In general so this is funny and a quirk of quantization - sometimes 8bit, 4bit models do BETTER on downstream benchmarks (SWE Bench for eg), since sometimes rounding can actually somehow act as a "regularization" method (this is just my hunch).

So KLD isn't that expensive, since we leverage the trick of causal attention - since causal attention is lower triangular, we can do 1 forward pass on the enter text (say 2048 tokens), and you attain logits for the prediction for every token's position - so this is O(N^2).

However coding benchmarking require actual inference, and cannot use the causal attention trick, and it's best to run them 10 times since temperature = 1.0 is not deterministic - and take an average. We plan to maybe do something like https://marginlab.ai/trackers/claude-code/, which takes a random sample and does it over time.

cyanydeez · 2026-04-22T18:10:33 1776881433

Is unsloth working on managing remote servers, like how vscode integrates with a remote server via ssh?

danielhanchen · 2026-04-30T05:21:04 1777526464

Hey sorry on the delay - we just added API support, so you can access a remote server - it includes optional python, tool call, bash and web search support if you enable them.

For SSH - we haven't yet done that - for now we have a SHA256 encryption approach, but it's not SSH yet. HTTPS will also sadly have to be the end user's setup process as well - we plan to make it better soon!

kristjansson · 2026-04-22T18:18:34 1776881914

Lmstudio Link is GREAT for that right now

danielhanchen · 2026-04-30T05:21:14 1777526474

Oh yes LM Link is cool!

jbellis · 2026-04-22T17:58:45 1776880725

what are you using for web search?

danielhanchen · 2026-04-30T05:21:48 1777526508

We use Duck Duck Go - sorry on the delayed response as well

wuschel · 2026-04-22T16:43:25 1776876205

Great project!
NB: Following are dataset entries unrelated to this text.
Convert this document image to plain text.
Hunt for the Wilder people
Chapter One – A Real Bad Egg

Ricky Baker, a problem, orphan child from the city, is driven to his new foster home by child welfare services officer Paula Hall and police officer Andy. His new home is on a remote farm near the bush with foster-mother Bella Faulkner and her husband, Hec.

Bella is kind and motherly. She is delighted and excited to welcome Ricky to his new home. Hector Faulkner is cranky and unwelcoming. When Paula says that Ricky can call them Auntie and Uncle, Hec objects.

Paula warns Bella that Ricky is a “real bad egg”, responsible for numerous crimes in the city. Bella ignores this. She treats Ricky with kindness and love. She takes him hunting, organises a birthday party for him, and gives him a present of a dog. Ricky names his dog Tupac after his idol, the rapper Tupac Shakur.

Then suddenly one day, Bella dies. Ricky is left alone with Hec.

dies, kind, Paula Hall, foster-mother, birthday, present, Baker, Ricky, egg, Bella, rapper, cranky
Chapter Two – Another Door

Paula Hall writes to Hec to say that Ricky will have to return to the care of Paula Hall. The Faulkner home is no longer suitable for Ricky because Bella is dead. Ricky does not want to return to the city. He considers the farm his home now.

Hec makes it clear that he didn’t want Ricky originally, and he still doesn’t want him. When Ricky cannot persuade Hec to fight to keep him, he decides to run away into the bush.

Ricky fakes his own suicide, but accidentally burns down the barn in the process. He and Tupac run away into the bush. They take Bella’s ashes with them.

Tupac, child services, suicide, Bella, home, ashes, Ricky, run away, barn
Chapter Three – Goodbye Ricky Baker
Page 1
Thank you for that!

danielhanchen · 2026-04-30T05:21:28 1777526488

Thank you and appreciate it! Sorry on the delayed reply as well

danielhanchen · 2026-04-22T15:50:37 1776873037

Haha :)

cpburns2009 · 2026-04-22T18:28:36 1776882516

Do you get early access so you can prep the quants for release?

danielhanchen · 2026-04-30T06:12:37 1777529557

Yes we do! Sorry on the delay

ErneX · 2026-04-22T19:24:14 1776885854

IIRC they mentioned they do.

danielhanchen · 2026-04-22T15:50:16 1776873016

Haha :) We had some issues with Kimi-2.6 since it was int4 and we were investigating how to handle it :)

verdverm · 2026-04-22T18:50:41 1776883841

Appreciate what y'all do! We were slacking about how many HGX-B300 it would take to run Kimi and it looks like we could actually fit 2-3 Kimis on a single HGX.

danielhanchen · 2026-04-30T06:13:08 1777529588

Sorry on the delay - oh haha that would be cool :) We did release 2bit dynamic ones, but unsure if they'll be helpful

danielhanchen · 2026-04-22T15:49:29 1776872969

We also made some dynamic MLX ones if they help - it might be faster for Macs, but llama-server definitely is improving at a fast pace.

https://huggingface.co/unsloth/Qwen3.6-27B-UD-MLX-4bit

DarmokJalad1701 · 2026-04-22T17:51:34 1776880294

What exactly does the .sh file install? How does it compare to running the same model in, say, omlx?

danielhanchen · 2026-04-30T06:13:50 1777529630

Sorry on the delay - so it installs https://github.com/Blaizzy/mlx-vlm and other components and sets up the commands - you don't need to use it but we thought it might be easier for folks

danielhanchen · 2026-04-18T10:24:23 1776507863

Yes sadly CUDA 13.2 is broken - NVIDIA will push a fix in CUDA 13.3

danielhanchen · 2026-04-17T08:27:49 1776414469

Love the JPEG analogy :)

danielhanchen · 2026-04-16T17:50:28 1776361828

Oh that is pretty good! And the SVG one!